Between 1496 and 1499 Giocondo was invited to France by the king, and made royal architect. There he built two bridges of remarkable beauty, the Pont Notre-Dame and the Petit Pont, and designed the palace of the Chambre des Comptes, the Golden Room of the Parliament, and the Chateau of Gaillon (Normandy), one facade of which has been removed to the Ecole des Beaux Arts to serve as a model for students of architecture. In France Giocondo discovered a manuscript of Pliny the Younger, containing his correspondence with Trajan. He published this in Paris, dedicating the work to Louis XII. Between 1506 and 1508 he returned to Italy, wrote four dissertations on the waters and waterways of Venice and constructed the splendid Fondaco dei Tedeschi (1508), decorated by Titian and Giorgione. When in 1513 the Rialto and its environs were burned, Giocondo was one who presented plans for a new bridge and surrounding structures, but he left Venice for Rome when the designs of a rival (Michelangelo?) were chosen by the republic for which he had done such monumental work. The Vatican welcomed him (1514) and on Bramante’s death he superintended (with Raphael and San Gallo) the erection of St. Peter’s; but it was Fra Giocondo alone who improved and strengthened the foundations of the great basilica and the piers inadequately supporting its dome.

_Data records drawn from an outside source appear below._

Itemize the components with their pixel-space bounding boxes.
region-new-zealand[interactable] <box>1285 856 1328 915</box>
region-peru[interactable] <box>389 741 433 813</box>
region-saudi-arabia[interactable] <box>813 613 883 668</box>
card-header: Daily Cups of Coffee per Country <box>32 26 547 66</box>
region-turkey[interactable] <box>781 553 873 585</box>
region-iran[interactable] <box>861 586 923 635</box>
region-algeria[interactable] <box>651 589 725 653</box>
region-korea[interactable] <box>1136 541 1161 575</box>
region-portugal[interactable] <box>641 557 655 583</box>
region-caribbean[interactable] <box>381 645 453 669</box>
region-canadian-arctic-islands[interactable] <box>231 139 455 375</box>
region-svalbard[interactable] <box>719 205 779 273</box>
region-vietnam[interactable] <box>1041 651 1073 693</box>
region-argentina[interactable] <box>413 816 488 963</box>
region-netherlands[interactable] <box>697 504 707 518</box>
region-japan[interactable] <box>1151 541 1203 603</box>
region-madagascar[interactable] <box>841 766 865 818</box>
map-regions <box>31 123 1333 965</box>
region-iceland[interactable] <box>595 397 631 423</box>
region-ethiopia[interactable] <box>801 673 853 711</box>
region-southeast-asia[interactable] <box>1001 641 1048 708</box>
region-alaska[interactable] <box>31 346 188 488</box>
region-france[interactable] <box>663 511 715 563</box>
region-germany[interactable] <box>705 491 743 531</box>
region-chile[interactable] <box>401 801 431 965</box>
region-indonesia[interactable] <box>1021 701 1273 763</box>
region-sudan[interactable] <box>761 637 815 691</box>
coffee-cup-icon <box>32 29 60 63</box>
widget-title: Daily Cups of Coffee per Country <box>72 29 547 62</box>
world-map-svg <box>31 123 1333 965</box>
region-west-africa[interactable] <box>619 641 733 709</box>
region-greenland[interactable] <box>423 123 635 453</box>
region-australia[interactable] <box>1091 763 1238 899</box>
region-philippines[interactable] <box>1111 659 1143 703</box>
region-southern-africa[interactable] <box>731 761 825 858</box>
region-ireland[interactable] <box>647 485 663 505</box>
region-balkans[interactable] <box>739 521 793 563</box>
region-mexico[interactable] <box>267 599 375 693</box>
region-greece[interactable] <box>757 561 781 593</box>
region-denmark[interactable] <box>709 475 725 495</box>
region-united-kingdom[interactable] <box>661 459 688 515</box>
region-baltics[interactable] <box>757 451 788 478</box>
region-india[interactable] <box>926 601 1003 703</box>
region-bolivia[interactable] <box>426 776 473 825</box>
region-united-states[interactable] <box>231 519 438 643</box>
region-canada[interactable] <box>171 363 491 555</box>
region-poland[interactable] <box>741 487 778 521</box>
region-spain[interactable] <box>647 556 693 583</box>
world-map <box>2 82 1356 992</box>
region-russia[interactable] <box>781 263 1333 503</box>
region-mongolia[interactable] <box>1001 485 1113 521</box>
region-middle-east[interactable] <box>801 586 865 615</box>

Two Italian editions of Pliny’s “Epistles” were published by Giocondo, one printed in Bologna (1498) and one from the press of Aldus Manutius (1508). He edited Caesar’s “Commentaries” and made the first design (drawing) of Caesar’s bridge across the Rhine. He was among the first to produce a correct edition of Vitruvius, printed at Venice in 1511, illustrated with figures and dedicated to Pope Julius II; and published the works of Julius Obsequens, Aurelius Victor, and Cato’s “De re rustic’ a”. In addition to his classical and mathematical knowledge he was a master of scholastic theology. His last work was, probably, the rebuilding of the bridge of Verona (1521), for in a letter to Giuliano de’ Medici, in 1513, Giocondo then called himself “an old man”.